Using representative terms for each cluster is of course a way to summarize the "common functions" in a cluster, but it is always a question that whether the selected terms can represent the whole cluster.

You can find in the following Google doc, there are four ways to summarize the general functions in GO clusters:

  1. Use word cloud to summarize each GO term cluster
  2. Select three most significant GO terms for each cluster
  3. Select three GO terms with the highest IC values in each cluster.
  4. Select two GO terms that have maximal mutual exclusivity on genes in each cluster.

https://docs.google.com/document/d/1xCKE2rtGHgRH6yp3JuiRrlgY0GpNKcqdiTFnHFlG1JE/edit?usp=sharing

At least for me, using keywords seems to give more general summaries.

But anyway, once you have clustered the GO terms, you can always manually create such "text box" annotation and put your "representative terms" there.

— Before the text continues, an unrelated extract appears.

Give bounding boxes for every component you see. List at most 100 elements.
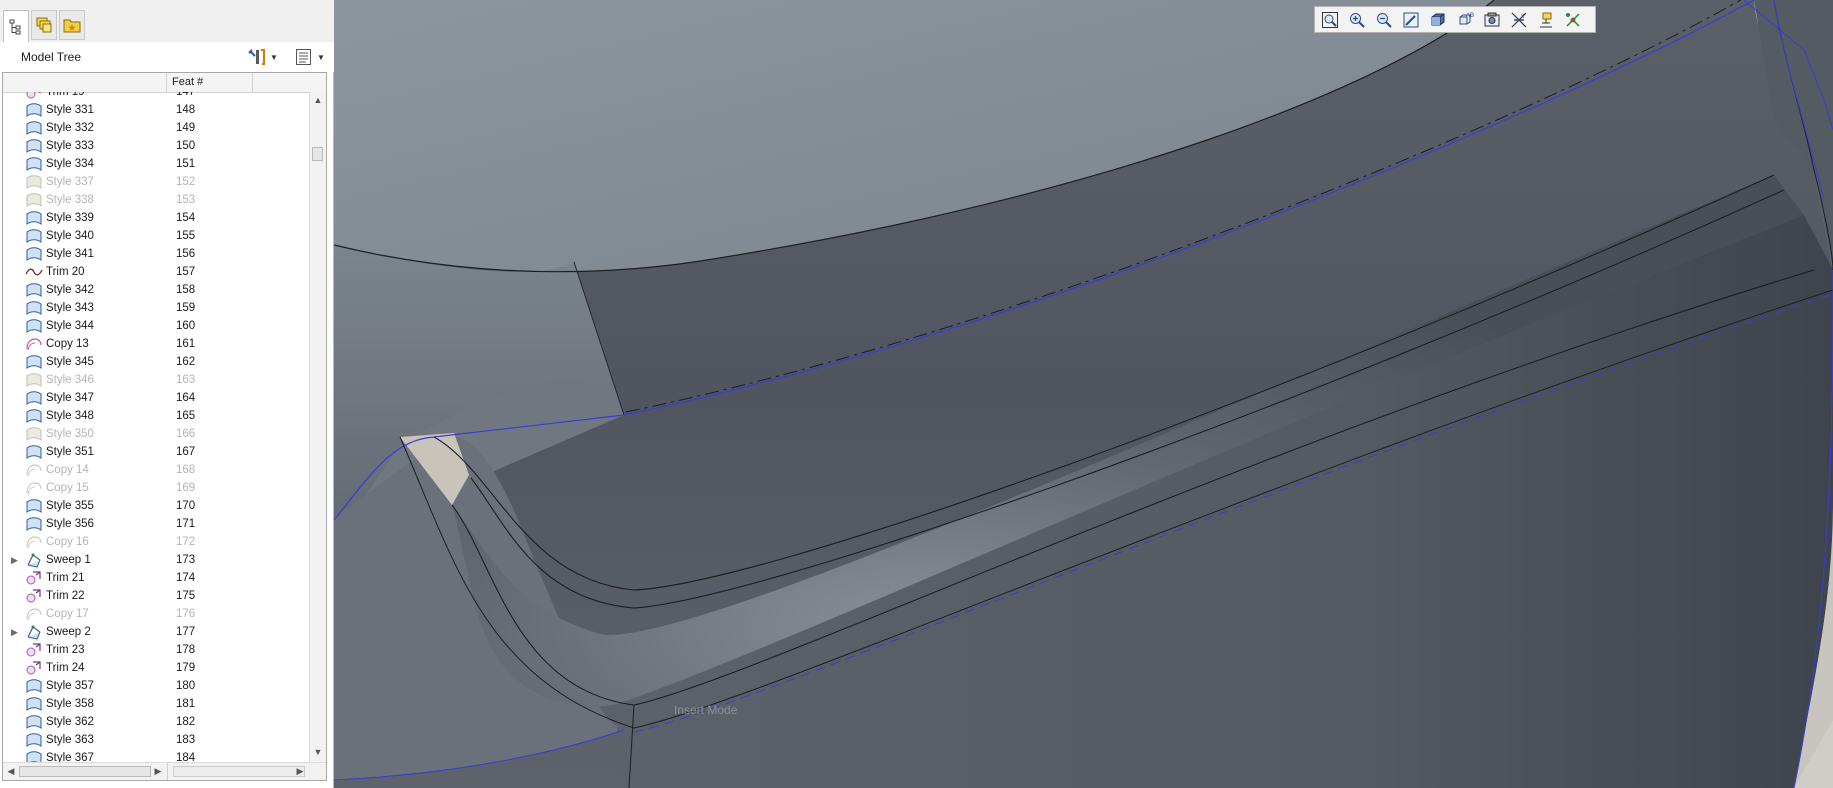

SenselessN commented 1 year ago

Hello,

I am also interested in assigning a representative GO term to each cluster. I found the word file you sent very informative, however, how can I choose way of selecting the representative term? (you didn't attach the code or guide on the word document).

Thanks in advance

jokergoo commented 1 year ago

@SenselessN , We think selecting one or a few representative GO terms is not a proper method and it is not enough to summarize the general functions in a GO cluster, and this is the motivation of developing such "word cloud" representation.